The 12-foot-long strip of concrete running through a new park in Shanghai is one clear remnant of the land’s previous and radically different life. Originally laid in 1948, this line of concrete was once part of a long, flat runway for the city’s Longhua Airport. After it closed in 2011 and a district-scale urban redevelopment project began rising along its edges, the concrete runway went from being a crucial piece of transportation infrastructure to a vast and seemingly useless relic.
What’s risen in its place over the past decade is a new central park for the emerging urban district along the Huangpu River. Designed by the landscape architecture and planning firm Sasaki, Xuhui Runway Park has replaced the airport’s footprint while keeping its history alive. “We intentionally preserved this row of concrete,” says Dou Zhang, director of Sasaki’s Shanghai office, “to remember the past but also reuse the old material.”
This is one of the latest examples of outdated transportation infrastructure being reborn into lively public spaces. New York’s High Line and Chicago’s 606 transformed disused rail lines into city changing parks, and cities like Seoul, South Korea, have taken old freeway overpasses and turned them into unexpected pedestrian corridors. When Shanghai’s former airport closed, it became a big blank slate ready for reinvention.
The park, like the runway before it, is long and linear, something Sasaki chose to celebrate rather than hide. Zhang says the site before construction was “relentless” in its size and straightness. “When we were structuring our park and the spatial design, we tried to emphasize that linear feeling,” she says. Walking paths cut straight down the 36-acre site, and a series of waterways, constructed wetlands, and rain gardens also form stripes through the space. The preserved width of runway and chunks of the original concrete that was torn up during construction make up walking routes from end to end.
The site’s flatness also had to be reckoned with. “That is an opportunity, and it’s also a constraint because there’s very little land form and topography,” says Mark Dawson, a principal at Sasaki and coleader of the project with Zhang. “That has to be interpreted in a way that you can scale it down to a human level, where you and I can occupy the space and not be overwhelmed by the scale of airports.”
The design breaks up the flatness by integrating subtle changes in topography, with sunken spaces that form garden areas and an entrance to a new subway line constructed beneath part of the site, as well as slightly angled walkways that are meant to evoke the takeoff and landing of a plane. Cafe buildings are scattered throughout the park, as are playgrounds and sports fields.
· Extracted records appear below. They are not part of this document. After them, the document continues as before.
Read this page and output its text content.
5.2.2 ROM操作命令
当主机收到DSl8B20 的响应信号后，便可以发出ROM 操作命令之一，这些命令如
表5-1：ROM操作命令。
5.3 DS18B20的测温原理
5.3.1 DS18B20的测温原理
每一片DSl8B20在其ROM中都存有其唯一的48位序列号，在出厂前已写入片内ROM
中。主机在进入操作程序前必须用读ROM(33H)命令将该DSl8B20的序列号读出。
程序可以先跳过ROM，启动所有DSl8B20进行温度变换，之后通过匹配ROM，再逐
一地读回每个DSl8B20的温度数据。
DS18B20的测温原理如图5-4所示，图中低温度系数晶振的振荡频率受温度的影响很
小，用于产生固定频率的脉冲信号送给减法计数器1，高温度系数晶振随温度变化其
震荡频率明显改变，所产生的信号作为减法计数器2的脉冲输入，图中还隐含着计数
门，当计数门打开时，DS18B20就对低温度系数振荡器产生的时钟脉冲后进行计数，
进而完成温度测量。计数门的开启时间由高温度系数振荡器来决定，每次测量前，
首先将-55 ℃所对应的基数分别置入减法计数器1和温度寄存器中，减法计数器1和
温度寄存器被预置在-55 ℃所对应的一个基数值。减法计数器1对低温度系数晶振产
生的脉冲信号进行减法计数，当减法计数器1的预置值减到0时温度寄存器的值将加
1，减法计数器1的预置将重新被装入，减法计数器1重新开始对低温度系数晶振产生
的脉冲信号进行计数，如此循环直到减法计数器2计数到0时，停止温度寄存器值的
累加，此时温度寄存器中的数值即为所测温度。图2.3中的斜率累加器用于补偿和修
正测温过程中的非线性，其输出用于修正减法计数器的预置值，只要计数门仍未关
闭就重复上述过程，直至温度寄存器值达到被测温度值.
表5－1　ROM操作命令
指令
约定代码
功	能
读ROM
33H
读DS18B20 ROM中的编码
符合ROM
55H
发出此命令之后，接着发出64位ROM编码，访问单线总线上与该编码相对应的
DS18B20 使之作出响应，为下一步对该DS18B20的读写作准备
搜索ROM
Water features are a prominent element of the park, which integrates an existing canal system but also creates a series of rain gardens and constructed wetlands, which filter runoff from the street before it enters waterways that connect to the nearby river. Zhang says much of this natural filtration is made possible by the park’s use of 100% native plants, which she says, is rare in Shanghai. “You see the same thing everywhere. It becomes an easy palette for people to use because [non-native plants] are largely available in the industry. But their ecological value is limited,” she says.
As urban regeneration continues in the surrounding district, the role of stormwater cleaning is likely to become even more important. High-rises and towers are now being built on both sides of the runway park, creating more residences, offices, and commercial uses in the area.
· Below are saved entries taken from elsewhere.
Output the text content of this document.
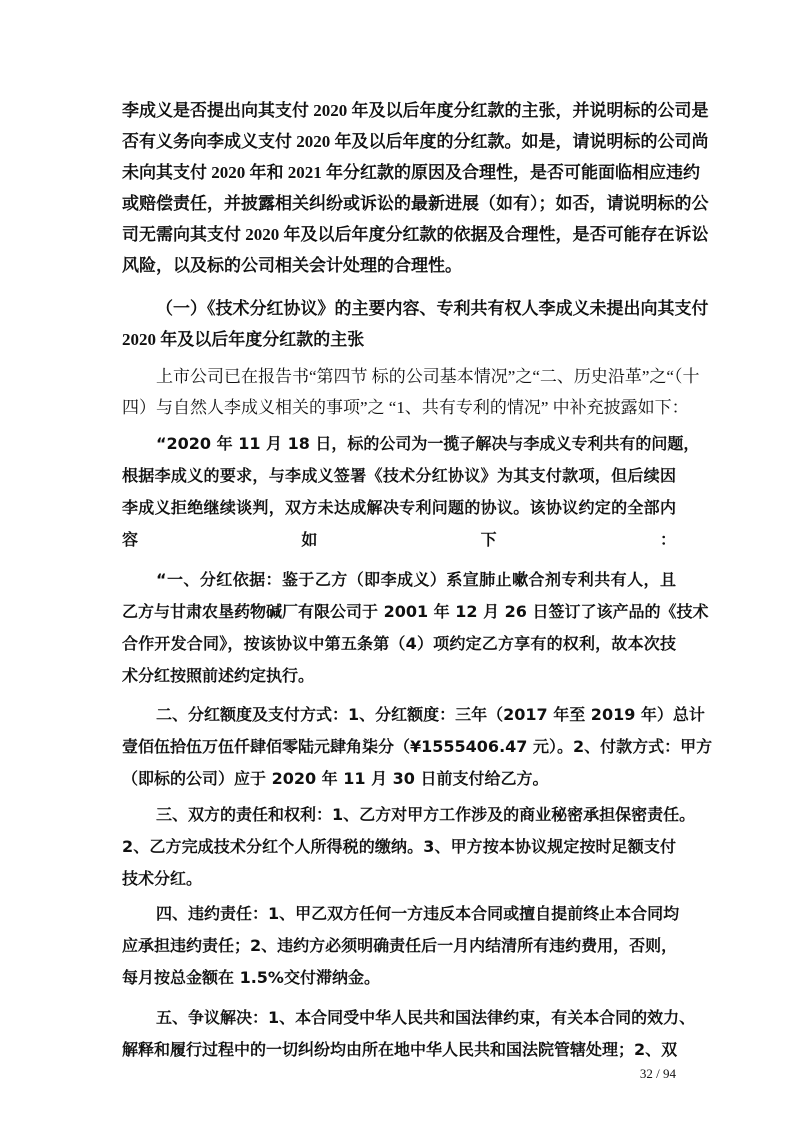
李成义是否提出向其支付 2020 年及以后年度分红款的主张，并说明标的公司是
否有义务向李成义支付 2020 年及以后年度的分红款。如是，请说明标的公司尚
未向其支付 2020 年和 2021 年分红款的原因及合理性，是否可能面临相应违约
或赔偿责任，并披露相关纠纷或诉讼的最新进展（如有）；如否，请说明标的公
司无需向其支付 2020 年及以后年度分红款的依据及合理性，是否可能存在诉讼
风险，以及标的公司相关会计处理的合理性。
（一）《技术分红协议》的主要内容、专利共有权人李成义未提出向其支付
2020 年及以后年度分红款的主张
上市公司已在报告书“第四节 标的公司基本情况”之“二、历史沿革”之“（十
四）与自然人李成义相关的事项”之 “1、共有专利的情况” 中补充披露如下：
“2020 年 11 月 18 日，标的公司为一揽子解决与李成义专利共有的问题，
根据李成义的要求，与李成义签署《技术分红协议》为其支付款项，但后续因
李成义拒绝继续谈判，双方未达成解决专利问题的协议。该协议约定的全部内
容如下：
“一、分红依据：鉴于乙方（即李成义）系宣肺止嗽合剂专利共有人，且
乙方与甘肃农垦药物碱厂有限公司于 2001 年 12 月 26 日签订了该产品的《技术
合作开发合同》，按该协议中第五条第（4）项约定乙方享有的权利，故本次技
术分红按照前述约定执行。
二、分红额度及支付方式：1、分红额度：三年（2017 年至 2019 年）总计
壹佰伍拾伍万伍仟肆佰零陆元肆角柒分（¥1555406.47 元）。2、付款方式：甲方
（即标的公司）应于 2020 年 11 月 30 日前支付给乙方。
三、双方的责任和权利：1、乙方对甲方工作涉及的商业秘密承担保密责任。
2、乙方完成技术分红个人所得税的缴纳。3、甲方按本协议规定按时足额支付
技术分红。
四、违约责任：1、甲乙双方任何一方违反本合同或擅自提前终止本合同均
应承担违约责任；2、违约方必须明确责任后一月内结清所有违约费用，否则，
每月按总金额在 1.5%交付滞纳金。
五、争议解决：1、本合同受中华人民共和国法律约束，有关本合同的效力、
解释和履行过程中的一切纠纷均由所在地中华人民共和国法院管辖处理；2、双
32 / 94
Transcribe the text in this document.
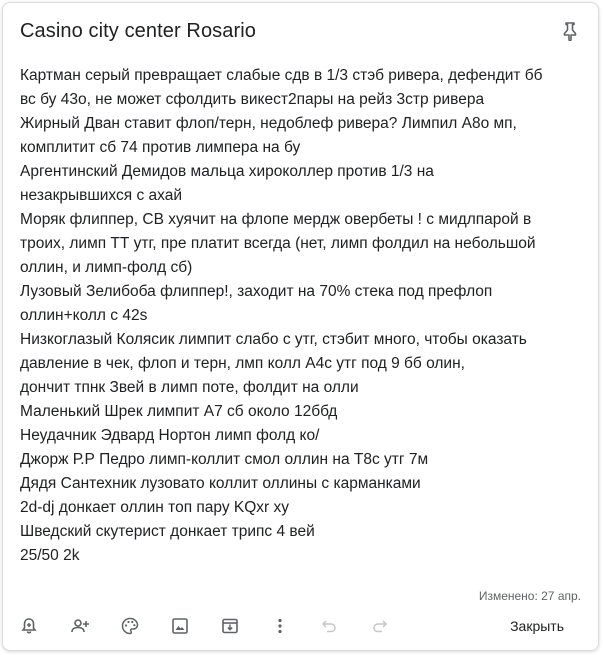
Casino city center Rosario
Картман серый превращает слабые сдв в 1/3 стэб ривера, дефендит бб
вс бу 43о, не может сфолдить викест2пары на рейз 3стр ривера
Жирный Дван ставит флоп/терн, недоблеф ривера? Лимпил А8о мп,
комплитит сб 74 против лимпера на бу
Аргентинский Демидов мальца хироколлер против 1/3 на
незакрывшихся с ахай
Моряк флиппер, СВ хуячит на флопе мердж овербеты ! с мидлпарой в
троих, лимп ТТ утг, пре платит всегда (нет, лимп фолдил на небольшой
оллин, и лимп-фолд сб)
Лузовый Зелибоба флиппер!, заходит на 70% стека под префлоп
оллин+колл с 42s
Низкоглазый Колясик лимпит слабо с утг, стэбит много, чтобы оказать
давление в чек, флоп и терн, лмп колл А4с утг под 9 бб олин,
дончит тпнк Звей в лимп поте, фолдит на олли
Маленький Шрек лимпит А7 сб около 12ббд
Неудачник Эдвард Нортон лимп фолд ко/
Джорж Р.Р Педро лимп-коллит смол оллин на Т8с утг 7м
Дядя Сантехник лузовато коллит оллины с карманками
2d-dj донкает оллин топ пару KQxr ху
Шведский скутерист донкает трипс 4 вей
25/50 2k
Изменено: 27 апр.
Закрыть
That’s also creating a built-in user base for the park itself. Since it opened late last year, the park has established itself as a valued public space. Playground equipment in some parts of the park has already had to be replaced due to overuse.
“I’ve just been overwhelmed by how the community has embraced this very linear park and open space as being their front yard,” says Dawson.
The park and the growing neighborhood around it are already interweaving. Compared to what it was like to stand on the closed runway before the park was built, Zhang says, the park has become more human-scaled. “A person felt very small,” she says. “But now a lot of buildings are up, the streets are up. The feeling is different.”